To Coq or not to Coq? This impressive volume by Bertot and Castéran is a comprehensive introduction on the Coq system and its underlying theory. It presents an extensive and didactical overview of Gallina, Coq’s specification language, and Vernacular, its command language.
Coq was developed by teams that the authors were active parts of, over the past 30 or so years. It is presented as a powerful software environment that provides tools/tactics to construct proofs.

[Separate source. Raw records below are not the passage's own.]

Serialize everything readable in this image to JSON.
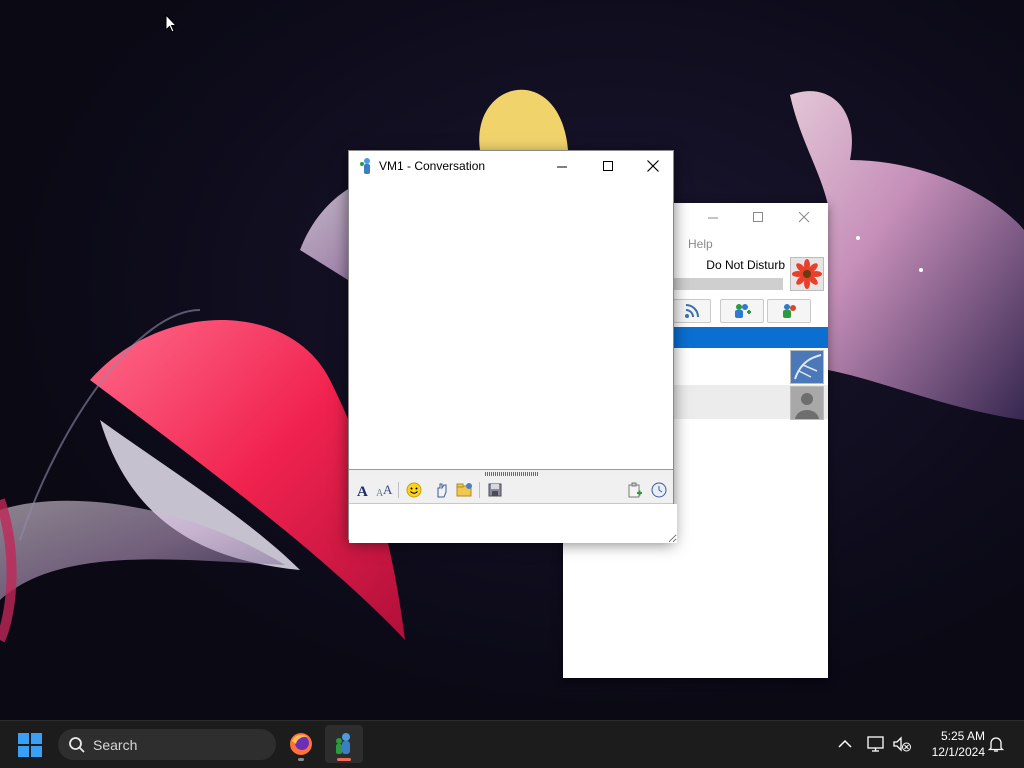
{
  "conversation_window": {
    "title": "VM1 - Conversation",
    "message_input": ""
  },
  "contact_list_window": {
    "menu_help": "Help",
    "status": "Do Not Disturb"
  },
  "taskbar": {
    "search_label": "Search",
    "time": "5:25 AM",
    "date": "12/1/2024",
    "apps": [
      "firefox-icon",
      "messenger-icon"
    ]
  },
  "colors": {
    "group_header": "#0a6fd1",
    "taskbar": "#1c1c1c",
    "start_blue": "#3aa0f3"
  }
}
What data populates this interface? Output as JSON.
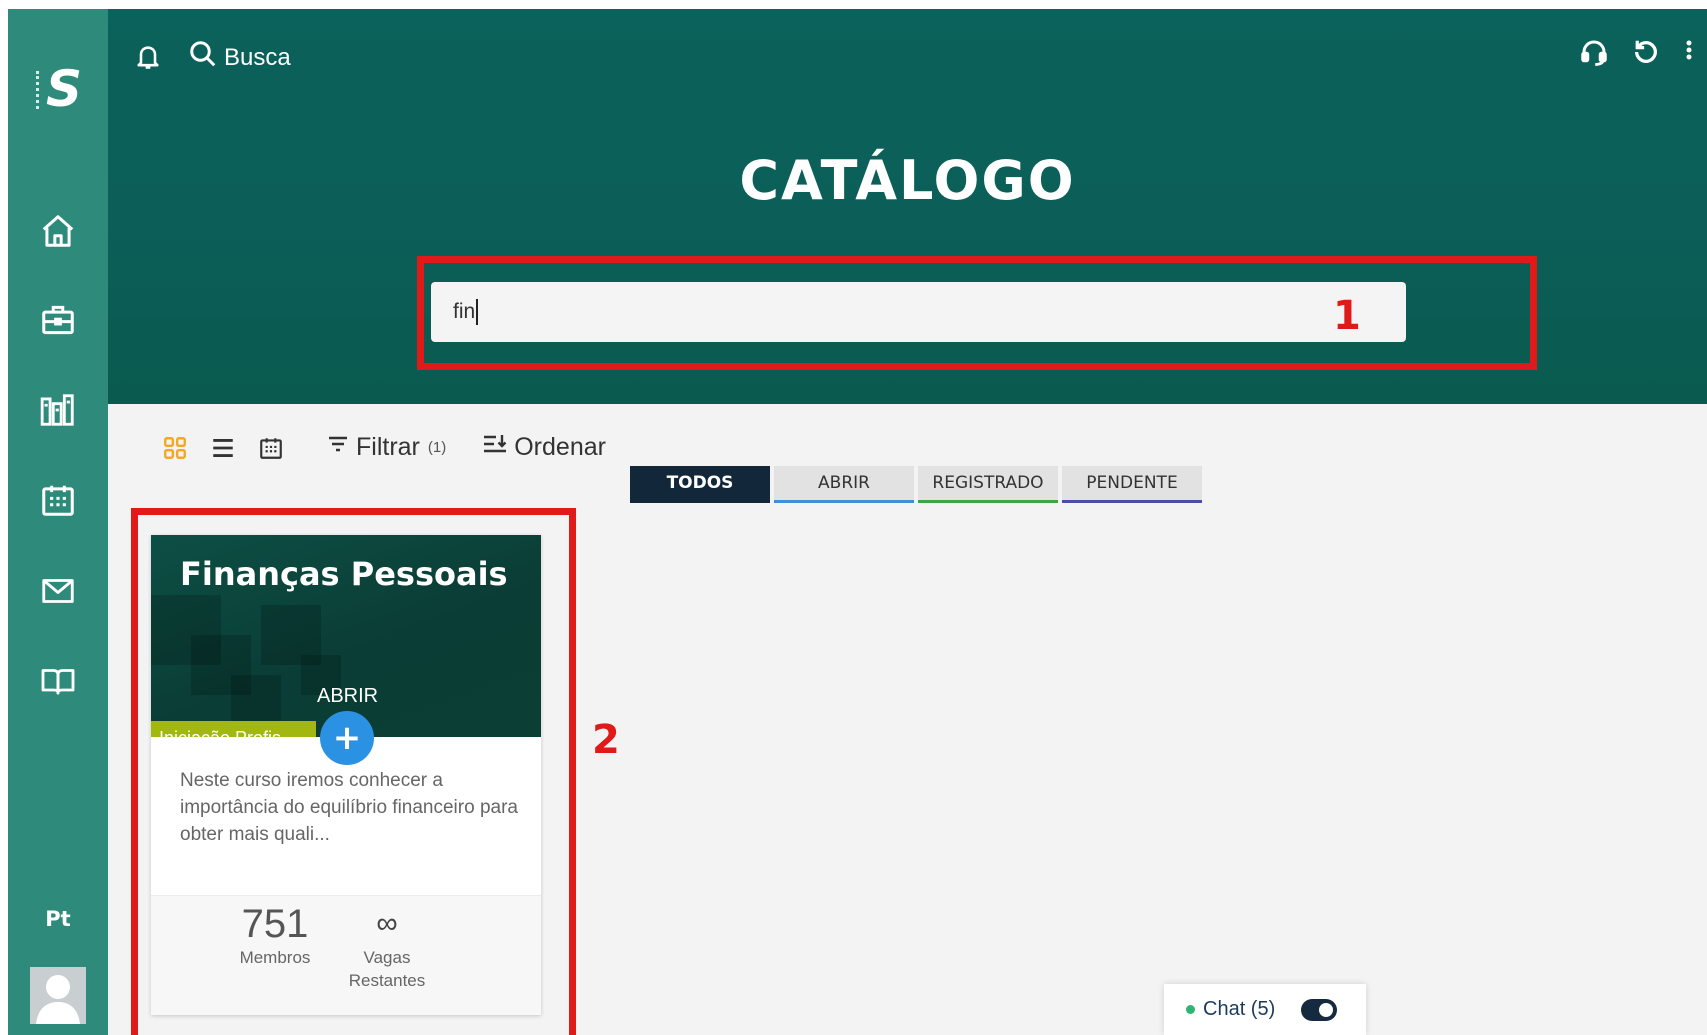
{
  "sidebar": {
    "logo_letter": "S",
    "language": "Pt",
    "nav_icons": [
      "home-icon",
      "briefcase-icon",
      "library-icon",
      "calendar-icon",
      "mail-icon",
      "book-open-icon"
    ]
  },
  "header": {
    "search_label": "Busca",
    "title": "CATÁLOGO",
    "search_value": "fin",
    "right_icons": [
      "headset-icon",
      "refresh-icon",
      "more-vertical-icon"
    ]
  },
  "annotations": {
    "search_marker": "1",
    "card_marker": "2"
  },
  "toolbar": {
    "view_icons": [
      "grid-view-icon",
      "list-view-icon",
      "calendar-view-icon"
    ],
    "filter_label": "Filtrar",
    "filter_count": "(1)",
    "sort_label": "Ordenar"
  },
  "tabs": [
    {
      "label": "TODOS",
      "color": "#13273a"
    },
    {
      "label": "ABRIR",
      "color": "#3f8fd8"
    },
    {
      "label": "REGISTRADO",
      "color": "#3aa645"
    },
    {
      "label": "PENDENTE",
      "color": "#4b4fa8"
    }
  ],
  "course_card": {
    "title": "Finanças Pessoais",
    "status": "ABRIR",
    "category": "Iniciação Profis...",
    "description": "Neste curso  iremos conhecer a importância do equilíbrio financeiro para obter mais quali...",
    "members_count": "751",
    "members_label": "Membros",
    "vacancies_value": "∞",
    "vacancies_label": "Vagas Restantes"
  },
  "chat": {
    "label": "Chat (5)"
  },
  "colors": {
    "sidebar": "#2e8a7a",
    "header": "#0b615b",
    "highlight": "#e01919",
    "category_badge": "#a3b711",
    "add_button": "#2b91e3"
  }
}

Based on Church’s &lgr;-calculus on the theoretical side, and the powerful objective Caml functional programming language, on the technical side, Coq is probably the most universal system in this problem area that one can now find; this must-have book is its tutorial. Using Coq to check programs against specifications, do proofs in higher-order logic, define our own formal systems and ask for proofs, is, to say the least, convenient.
The Coq v8 system (released in 2004) is a comfortable environment that embraces new advances in &lgr;-calculus and typing, called the calculus of inductive constructions, a variant of type theory.
The authors classify the 16 chapters into five groups: “The Calculus of Constructions” (chapters 2 through 5), “Inductive Constructions” (chapters 6 and 8), “Certified Programs and Extraction” (chapters 9 through 11), “Advanced Use” (chapters 12 through 15), and “Proof Automation” (chapters 7 and 16). The material is presented in an easy to follow fashion, and the authors provide all of the necessary background knowledge before attacking new ground. There is an abundance of examples, and problems to be solved by the reader. Some examples may look clumsy, and not too elegant at a first glance. That is done on purpose, apparently, as the mistakes made always underline a lesson to be remembered.
Two gurus in this problem domain, Gérard Huet and Christine Paulin-Mohring, provide a historic perspective on the development of Coq, and computational logic in general, in their lengthy introduction to this volume, which Springer published in its European Association for Theoretical Computer Science (EATCS) Series.
The bottom line is: yes to Coq, definitely. This is a great textbook.